Lili menyebut kebijakan izin impor gula mentah saat ini justru menghambat program revitalisasi pabrik gula BUMN. Harga gula rafinasi yang lebih murah membuat pabrik gula dalam negeri kalah bersaing. “Sekarang impor 945.000 ton dikucurkan untuk gula mentah,” kata Lili.

Gula rafinasi yang diperuntukan ke industri, telah terbukti merembes ke pasar konsumen sehingga berdampak terhadap jatuhnya harga gula kristal berbasis tebu yang dihasilkan petani melalui pabrik-pabrik gula BUMN.

“Gula manis tapi pahit untuk petani,” Lili mengakhiri kritiknya.

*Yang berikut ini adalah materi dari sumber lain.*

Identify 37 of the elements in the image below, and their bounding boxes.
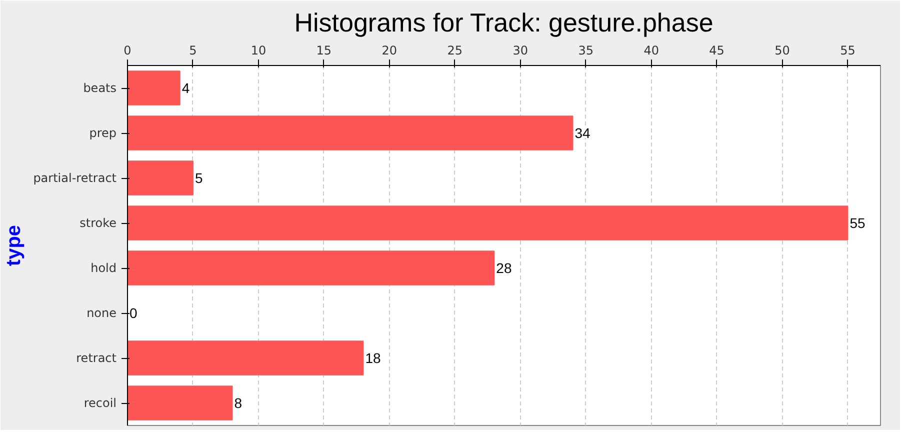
- y-tick-label: stroke: [80, 216, 116, 230]
- y-tick-label: beats: [83, 81, 116, 95]
- data-label: 8: [234, 395, 242, 411]
- bar: [128, 340, 364, 376]
- bar: [128, 116, 574, 150]
- y-tick-label: partial-retract: [33, 171, 117, 185]
- bar: [128, 70, 180, 106]
- data-label: 55: [850, 215, 866, 231]
- x-tick-label: 30: [512, 44, 528, 58]
- x-tick-label: 50: [774, 44, 790, 58]
- data-label: 5: [194, 170, 203, 186]
- x-tick-label: 0: [124, 44, 132, 58]
- y-tick-label: recoil: [84, 396, 117, 410]
- y-tick-label: none: [86, 306, 116, 320]
- data-label: 34: [574, 125, 591, 141]
- x-tick-label: 25: [447, 44, 463, 58]
- x-tick-label: 5: [189, 44, 197, 58]
- bar: [128, 160, 194, 196]
- data-label: 0: [130, 305, 138, 321]
- bar: [128, 386, 233, 420]
- bar: [128, 250, 495, 286]
- x-tick-label: 20: [382, 44, 398, 58]
- bar: [128, 206, 848, 240]
- data-label: 18: [365, 350, 382, 366]
- x-tick-label: 10: [250, 44, 266, 58]
- data-label: 28: [496, 260, 512, 276]
- chart-title: Histograms for Track: gesture.phase: [294, 8, 714, 38]
- x-tick-label: 45: [709, 44, 724, 58]
- x-tick-label: 55: [840, 44, 856, 58]
- x-tick-label: 15: [316, 44, 332, 58]
- y-tick-label: prep: [89, 126, 117, 140]
- y-tick-label: retract: [76, 351, 117, 365]
- y-axis-title: type: [3, 224, 26, 266]
- x-tick-label: 35: [578, 44, 594, 58]
- y-tick-label: hold: [90, 261, 117, 275]
- x-tick-label: 40: [644, 44, 659, 58]
- data-label: 4: [182, 80, 190, 96]
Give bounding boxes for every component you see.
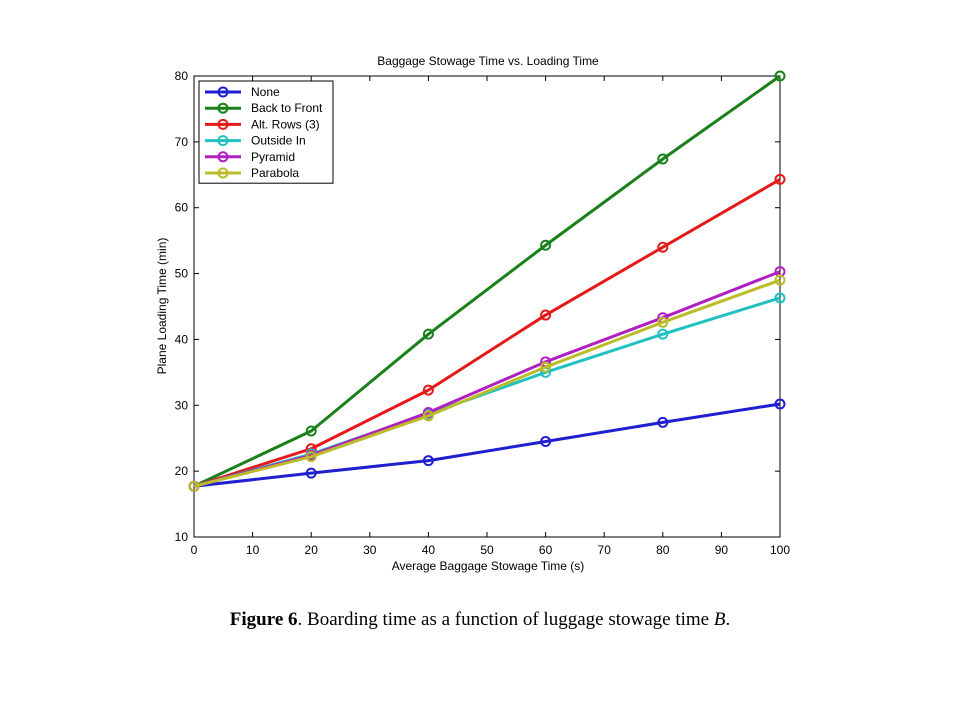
caption-variable: B bbox=[713, 609, 726, 630]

Dalam kesempatan yang sama, Abdul Wahid, anggota Komisi VI lainnya menyebut BKPM harus bertanggung jawab atas carut-marutnya gula rafinasi tersebut.

Wahid menyebut jumlah investor di sektor gula rafinasi terus bertambah padahal secara regulasi pabrik gula rafinasi wajib membuka lahan pertanian tebu sebagai syarat izin impor raw sugar. Faktanya ialah penerima izin impor tidak membuka lahan tebu namun izin usaha impor dan pabrik gula rafinasi terus dikeluarkan. 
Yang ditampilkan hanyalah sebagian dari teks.